In-12 de (8)-LVI-(20)-296-(15) pp., veau brun, dos lisse orné, tranches rouges (reliure de l’époque).
Édition originale du premier ouvrage majeur de François Quesnay (1694 – 1774), chirurgien à Mantes avant de devenir médecin personnel de Mme de Pompadour et de Louis XV à Versailles, et fondateur de la physiocratie. « Quant à son Essai sur l’économie animale, il occupe une place à part dans son œuvre. Il est en effet l’expression de sa pensée profonde sur la médecine de son temps et sur ce qu’elle devrait être dans l’avenir. Il ne s’agit plus ici de descriptions cliniques ni de recettes thérapeutiques, mais d’une critique de l’art de soigner, dont l’inspiration est extrêmement différente de celle qui a commandé des œuvres purement médicales » (INED).
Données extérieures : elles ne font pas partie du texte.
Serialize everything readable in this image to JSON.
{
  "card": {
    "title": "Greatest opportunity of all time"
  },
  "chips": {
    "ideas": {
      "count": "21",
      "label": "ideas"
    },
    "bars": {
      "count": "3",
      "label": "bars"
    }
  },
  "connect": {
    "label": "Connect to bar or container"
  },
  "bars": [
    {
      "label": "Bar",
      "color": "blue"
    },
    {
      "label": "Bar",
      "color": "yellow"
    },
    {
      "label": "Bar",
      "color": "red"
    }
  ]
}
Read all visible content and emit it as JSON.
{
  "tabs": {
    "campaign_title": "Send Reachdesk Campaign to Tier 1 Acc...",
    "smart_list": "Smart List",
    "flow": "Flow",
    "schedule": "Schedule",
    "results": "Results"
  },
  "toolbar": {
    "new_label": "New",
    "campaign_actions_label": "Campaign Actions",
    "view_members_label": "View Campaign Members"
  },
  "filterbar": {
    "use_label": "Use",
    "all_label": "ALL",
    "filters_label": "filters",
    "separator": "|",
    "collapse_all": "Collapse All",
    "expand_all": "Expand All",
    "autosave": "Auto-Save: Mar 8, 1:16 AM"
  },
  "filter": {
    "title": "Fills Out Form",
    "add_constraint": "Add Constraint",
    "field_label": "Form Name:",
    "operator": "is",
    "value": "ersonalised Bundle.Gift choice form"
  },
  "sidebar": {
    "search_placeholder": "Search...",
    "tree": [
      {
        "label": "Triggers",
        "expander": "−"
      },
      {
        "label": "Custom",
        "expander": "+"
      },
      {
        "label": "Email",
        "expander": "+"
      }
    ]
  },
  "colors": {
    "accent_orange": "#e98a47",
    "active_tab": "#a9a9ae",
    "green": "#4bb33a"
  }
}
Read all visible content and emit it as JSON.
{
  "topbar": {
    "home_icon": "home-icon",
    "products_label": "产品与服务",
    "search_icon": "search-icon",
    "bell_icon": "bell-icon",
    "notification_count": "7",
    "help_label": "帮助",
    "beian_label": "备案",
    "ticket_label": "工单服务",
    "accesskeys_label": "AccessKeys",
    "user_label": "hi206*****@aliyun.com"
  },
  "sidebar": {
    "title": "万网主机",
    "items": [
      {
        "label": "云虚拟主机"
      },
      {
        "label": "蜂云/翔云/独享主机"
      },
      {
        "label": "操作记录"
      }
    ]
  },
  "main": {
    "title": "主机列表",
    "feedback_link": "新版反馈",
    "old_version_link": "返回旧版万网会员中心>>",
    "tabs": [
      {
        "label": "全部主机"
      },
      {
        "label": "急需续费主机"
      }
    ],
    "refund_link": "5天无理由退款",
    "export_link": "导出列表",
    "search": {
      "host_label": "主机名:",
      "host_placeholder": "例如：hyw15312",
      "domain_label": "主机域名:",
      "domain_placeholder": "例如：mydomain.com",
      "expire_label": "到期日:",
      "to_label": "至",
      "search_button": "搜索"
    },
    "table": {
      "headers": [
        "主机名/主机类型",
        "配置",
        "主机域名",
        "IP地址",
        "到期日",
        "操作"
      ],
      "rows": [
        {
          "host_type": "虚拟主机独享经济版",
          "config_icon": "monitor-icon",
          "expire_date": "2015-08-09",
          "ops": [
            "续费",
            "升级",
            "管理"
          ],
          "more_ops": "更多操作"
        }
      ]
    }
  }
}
L’ouvrage fut longtemps considéré comme appartenant au seul corpus médical de Quesnay et négligé par les historiens de l’économie, mais la recherche contemporaine a établi le lien fondamental entre physiologie et physiocratie : « De même que la médecine s’appuie sur l’économie animale afin de décrire le fonctionnement du corps humain, l’économie politique se fonde sur une économie de la nature pour représenter le fonctionnement des sociétés » ( Cahiers d’histoire, 2010). Charles Gide avait formulé cette filiation dès le XIXe siècle : « De la physiologie à la physiocratie, il n’y a qu’un pas. » INED, François Quesnay et la physiocratie, I, p. 302 ; Goldsmiths, 7346 ; Wellcome, III, 438.